EsoCure has been in development as an esophageal ablation device by PAVmed Inc., with the intent to allow a clinician to treat dysplastic BE before it can progress to EAC, a highly lethal esophageal cancer, and to do so without the need for complex and expensive capital equipment. In April 2022, following the approval from both the Company’s and PAVmed Inc.’s boards of directors, the companies entered into an intercompany license agreement (“EsoCure License Agreement”), pursuant to which the Company was granted the rights to commercialize EsoCure, a technology under development intended for the treatment of dysplastic Barrett’s Esophagus. The EsoCure License Agreement, includes a royalty arrangement whereby the Company will pay PAVmed Inc. a 5% royalty on all EsoCure sales up to $100 million per calendar year, and an 8.0% royalty on annual sales in excess of $100 million per calendar year. The Company is obligated to reimburse PAVmed Inc. for any ongoing development costs and cumulative patent expenses associated with the licensed technology.
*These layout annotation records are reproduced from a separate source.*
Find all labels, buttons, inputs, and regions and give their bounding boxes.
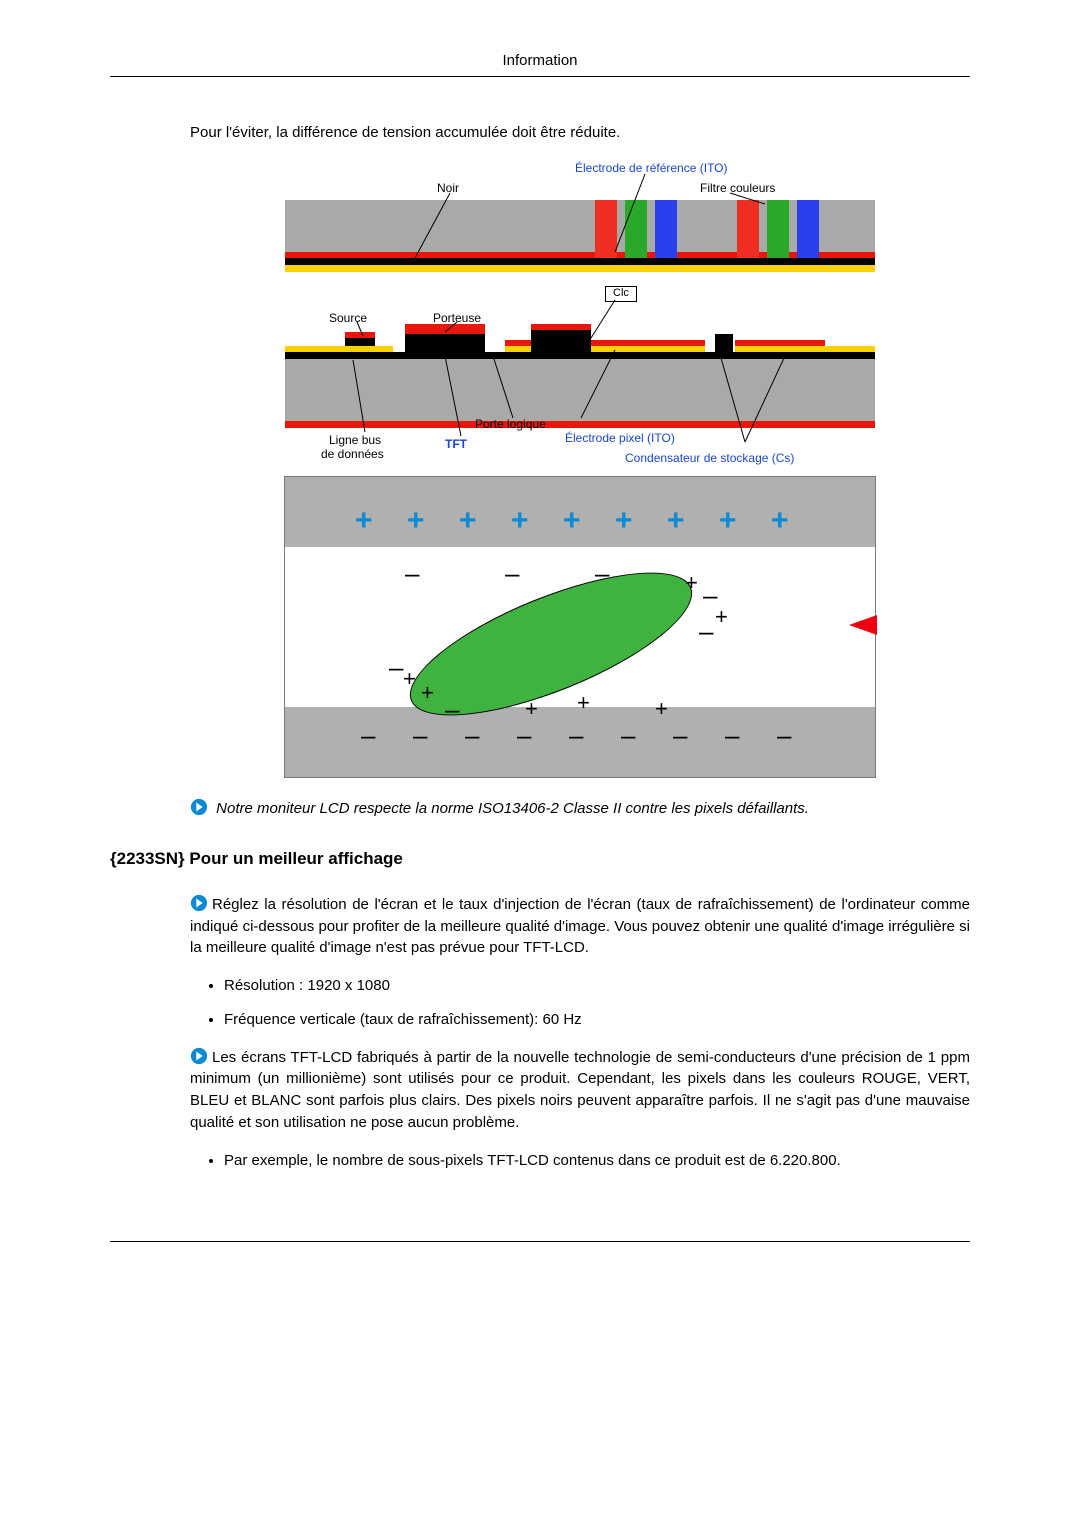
paragraph-resolution-text: Réglez la résolution de l'écran et le ta…: [190, 896, 970, 957]
paragraph-tft-quality-text: Les écrans TFT-LCD fabriqués à partir de…: [190, 1049, 970, 1131]
paragraph-tft-quality: Les écrans TFT-LCD fabriqués à partir de…: [190, 1047, 970, 1134]
red-arrow-icon: [849, 615, 877, 635]
arrow-bullet-icon: [190, 1047, 208, 1065]
subpixel-list: Par exemple, le nombre de sous-pixels TF…: [190, 1150, 970, 1172]
section-heading: {2233SN} Pour un meilleur affichage: [110, 847, 970, 872]
label-condensateur: Condensateur de stockage (Cs): [625, 450, 794, 467]
iso-note-text: Notre moniteur LCD respecte la norme ISO…: [216, 800, 809, 817]
label-electrode-pixel: Électrode pixel (ITO): [565, 430, 675, 447]
arrow-bullet-icon: [190, 894, 208, 912]
label-noir: Noir: [437, 180, 459, 197]
label-de-donnees: de données: [321, 446, 384, 463]
intro-text: Pour l'éviter, la différence de tension …: [190, 122, 970, 144]
label-source: Source: [329, 310, 367, 327]
iso-note: Notre moniteur LCD respecte la norme ISO…: [190, 798, 970, 820]
label-clc: Clc: [605, 286, 637, 302]
paragraph-resolution: Réglez la résolution de l'écran et le ta…: [190, 894, 970, 959]
label-electrode-ref: Électrode de référence (ITO): [575, 160, 728, 177]
arrow-bullet-icon: [190, 798, 208, 816]
list-item: Fréquence verticale (taux de rafraîchiss…: [224, 1009, 970, 1031]
charge-diagram: + + + + + + + + + – – – – – – – – –: [284, 476, 876, 778]
tft-structure-diagram: Électrode de référence (ITO) Noir Filtre…: [190, 160, 970, 778]
label-filtre: Filtre couleurs: [700, 180, 775, 197]
label-tft: TFT: [445, 436, 467, 453]
label-porte-logique: Porte logique: [475, 416, 546, 433]
footer-rule: [110, 1241, 970, 1242]
page-header-title: Information: [110, 50, 970, 77]
list-item: Par exemple, le nombre de sous-pixels TF…: [224, 1150, 970, 1172]
list-item: Résolution : 1920 x 1080: [224, 975, 970, 997]
spec-list: Résolution : 1920 x 1080 Fréquence verti…: [190, 975, 970, 1031]
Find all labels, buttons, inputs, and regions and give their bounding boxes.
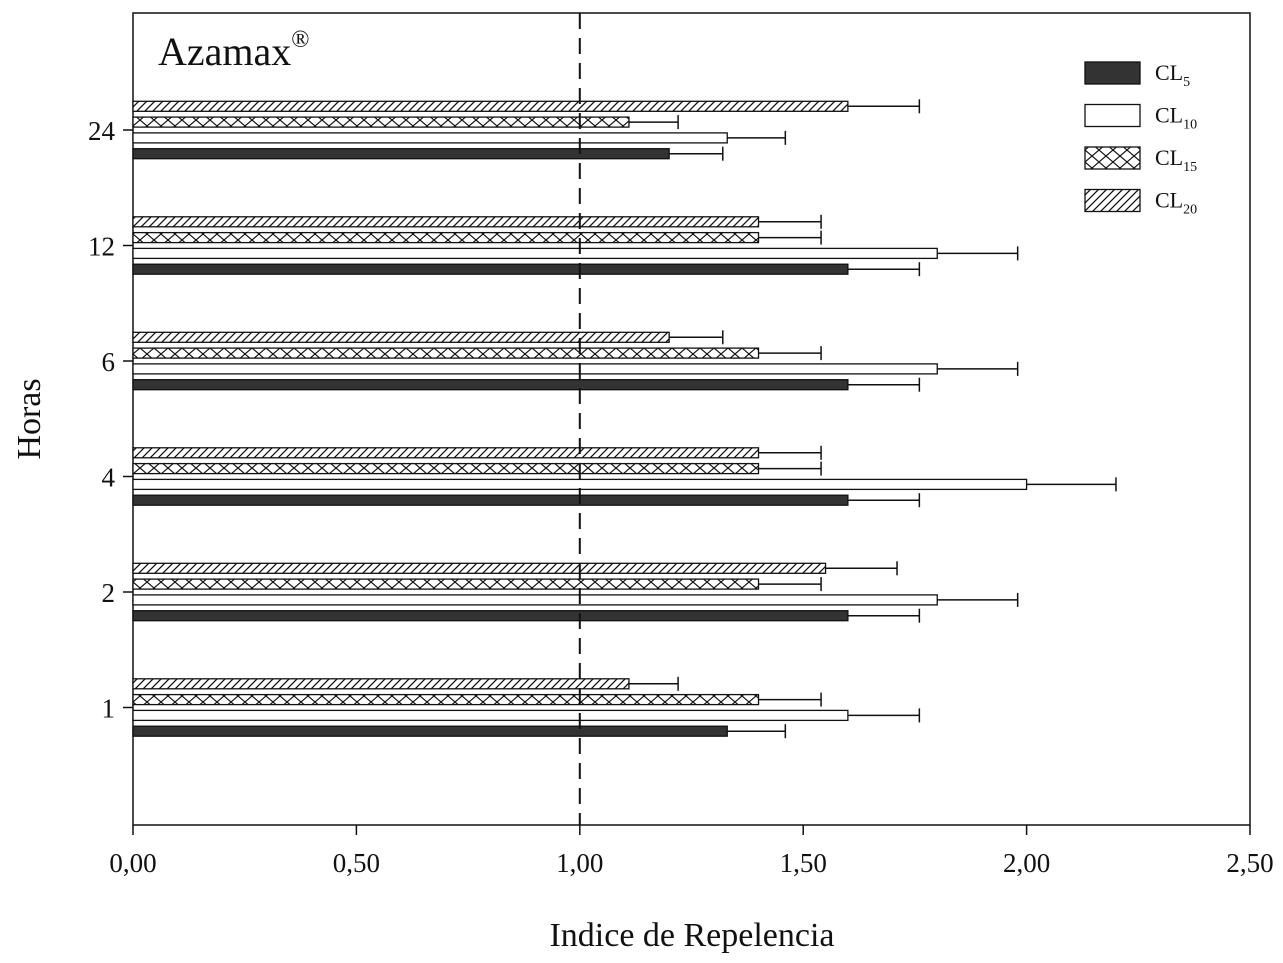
- bar: [132, 148, 670, 160]
- bar: [132, 678, 630, 690]
- y-tick-label: 4: [102, 463, 116, 493]
- y-tick-label: 1: [102, 694, 116, 724]
- x-axis-label: Indice de Repelencia: [549, 917, 834, 954]
- bar: [132, 347, 760, 359]
- y-tick-label: 12: [88, 232, 115, 262]
- bar: [132, 610, 849, 622]
- bar: [132, 478, 1028, 491]
- x-tick-label: 2,00: [1003, 848, 1050, 878]
- chart-title: Azamax®: [158, 27, 310, 74]
- bar: [132, 231, 760, 244]
- x-tick-label: 0,00: [109, 848, 156, 878]
- bars: [132, 99, 1117, 739]
- bar: [132, 594, 938, 606]
- bar: [132, 447, 760, 459]
- bar: [132, 263, 849, 275]
- bar: [132, 247, 938, 260]
- bar: [132, 709, 849, 722]
- bar: [132, 578, 760, 590]
- y-tick-label: 24: [88, 116, 116, 146]
- y-tick-label: 2: [102, 578, 116, 608]
- bar: [132, 116, 630, 128]
- legend-label: CL10: [1155, 103, 1197, 133]
- legend-swatch: [1084, 146, 1141, 170]
- bar: [132, 693, 760, 706]
- bar: [132, 494, 849, 506]
- bar: [132, 216, 760, 228]
- legend-label: CL15: [1155, 145, 1197, 175]
- x-tick-label: 1,00: [556, 848, 603, 878]
- bar: [132, 331, 670, 343]
- bar: [132, 132, 728, 144]
- plot-area: [132, 12, 1251, 826]
- bar: [132, 725, 728, 737]
- legend-label: CL20: [1155, 188, 1197, 218]
- legend-swatch: [1084, 188, 1141, 213]
- y-axis-label: Horas: [11, 378, 48, 459]
- y-tick-label: 6: [102, 347, 116, 377]
- bar: [132, 562, 827, 574]
- legend-swatch: [1084, 61, 1141, 85]
- x-tick-label: 1,50: [780, 848, 827, 878]
- bar: [132, 100, 849, 112]
- legend-label: CL5: [1155, 60, 1190, 90]
- x-tick-label: 0,50: [333, 848, 380, 878]
- bar: [132, 363, 938, 375]
- x-tick-label: 2,50: [1226, 848, 1273, 878]
- bar: [132, 379, 849, 391]
- bar: [132, 462, 760, 475]
- legend: CL5 CL10 CL15 CL20: [1084, 60, 1197, 218]
- legend-swatch: [1084, 103, 1141, 128]
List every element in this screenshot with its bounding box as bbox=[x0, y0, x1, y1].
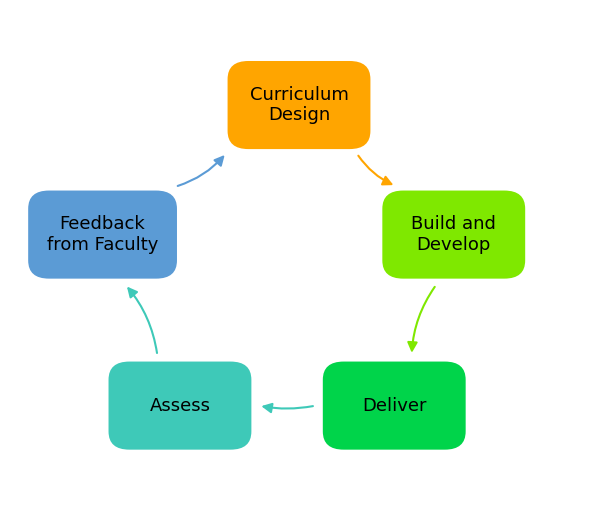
Text: Deliver: Deliver bbox=[362, 396, 426, 415]
Text: Feedback
from Faculty: Feedback from Faculty bbox=[47, 215, 158, 254]
Text: Assess: Assess bbox=[150, 396, 210, 415]
FancyBboxPatch shape bbox=[108, 362, 251, 450]
FancyBboxPatch shape bbox=[382, 191, 525, 279]
FancyBboxPatch shape bbox=[228, 61, 370, 149]
FancyBboxPatch shape bbox=[323, 362, 466, 450]
FancyBboxPatch shape bbox=[28, 191, 177, 279]
Text: Curriculum
Design: Curriculum Design bbox=[249, 85, 349, 125]
Text: Build and
Develop: Build and Develop bbox=[411, 215, 496, 254]
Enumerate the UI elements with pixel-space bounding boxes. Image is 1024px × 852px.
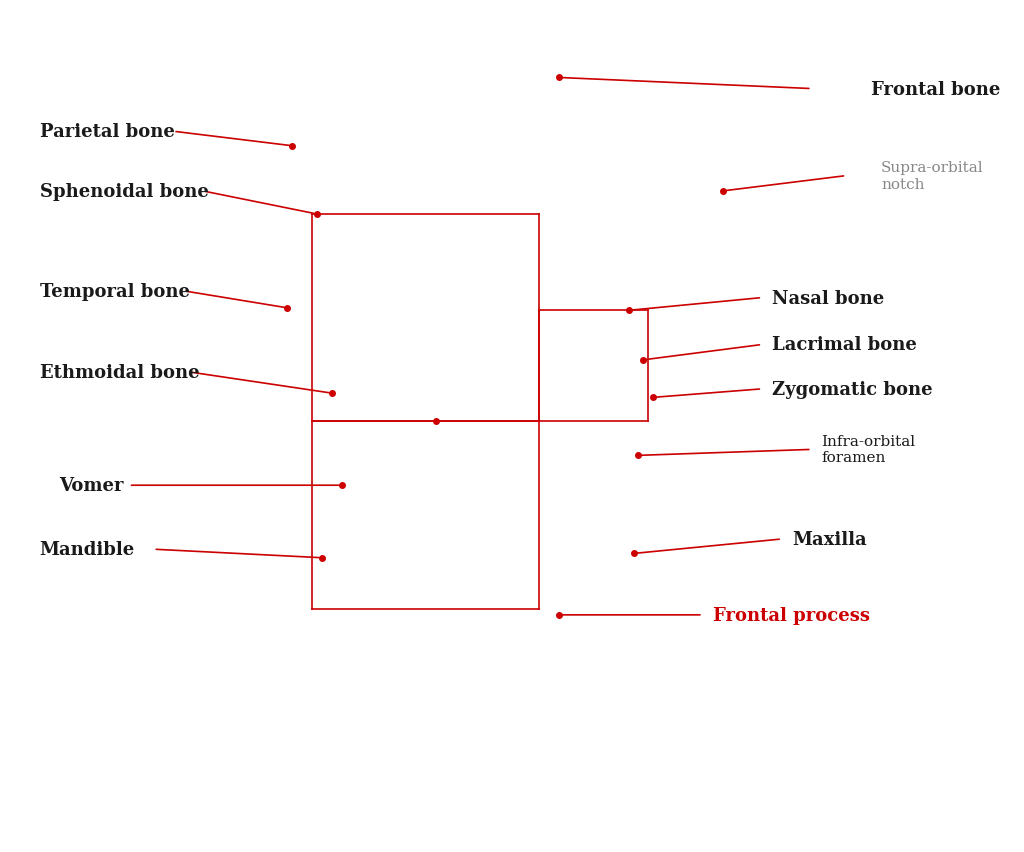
- Text: Sphenoidal bone: Sphenoidal bone: [40, 182, 209, 201]
- Text: Ethmoidal bone: Ethmoidal bone: [40, 363, 200, 382]
- Text: Parietal bone: Parietal bone: [40, 123, 174, 141]
- Text: Zygomatic bone: Zygomatic bone: [772, 380, 933, 399]
- Text: Frontal process: Frontal process: [713, 606, 869, 625]
- Text: Infra-orbital
foramen: Infra-orbital foramen: [821, 435, 915, 465]
- Text: Frontal bone: Frontal bone: [871, 80, 1000, 99]
- Text: Mandible: Mandible: [40, 540, 135, 559]
- Text: Vomer: Vomer: [59, 476, 124, 495]
- Text: Supra-orbital
notch: Supra-orbital notch: [881, 161, 984, 192]
- Text: Lacrimal bone: Lacrimal bone: [772, 336, 916, 354]
- Text: Temporal bone: Temporal bone: [40, 282, 189, 301]
- Text: Nasal bone: Nasal bone: [772, 289, 885, 308]
- Text: Maxilla: Maxilla: [792, 530, 866, 549]
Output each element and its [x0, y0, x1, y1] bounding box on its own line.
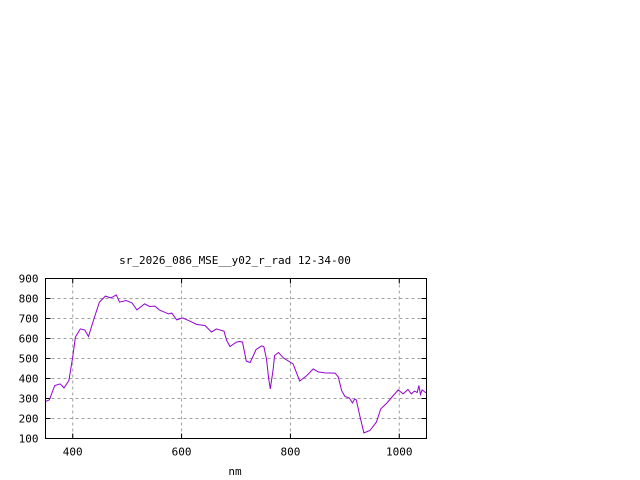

Senior Unsecured Promissory Note


On October 13, 2021, Lucid Diagnostics Inc. issued 15,803,200 shares of its common stock to PAVmed Inc. upon the election by PAVmed Inc. to convert the $22.4 million face value principal under the terms of a Senior Unsecured Promissory Note, dated June 1, 2021. The Senior Unsecured Promissory Note was issued by Lucid Diagnostics Inc. to PAVmed Inc. with a face value principal of $22.4 million, which replaced the aggregate outstanding and payable balance of the Due To: PAVmed Inc. as of June 1, 2021, had an annual interest rate of 7.875%, a contractual maturity date of May 18, 2028, and, at the election of PAVmed Inc., provided for the partial or full repayment of the face value principal and accrued but unpaid interest thereon by the issue of shares of Lucid Diagnostics Inc. common stock at a conversion price of $1.42 per share of Lucid Diagnostics Inc. common stock.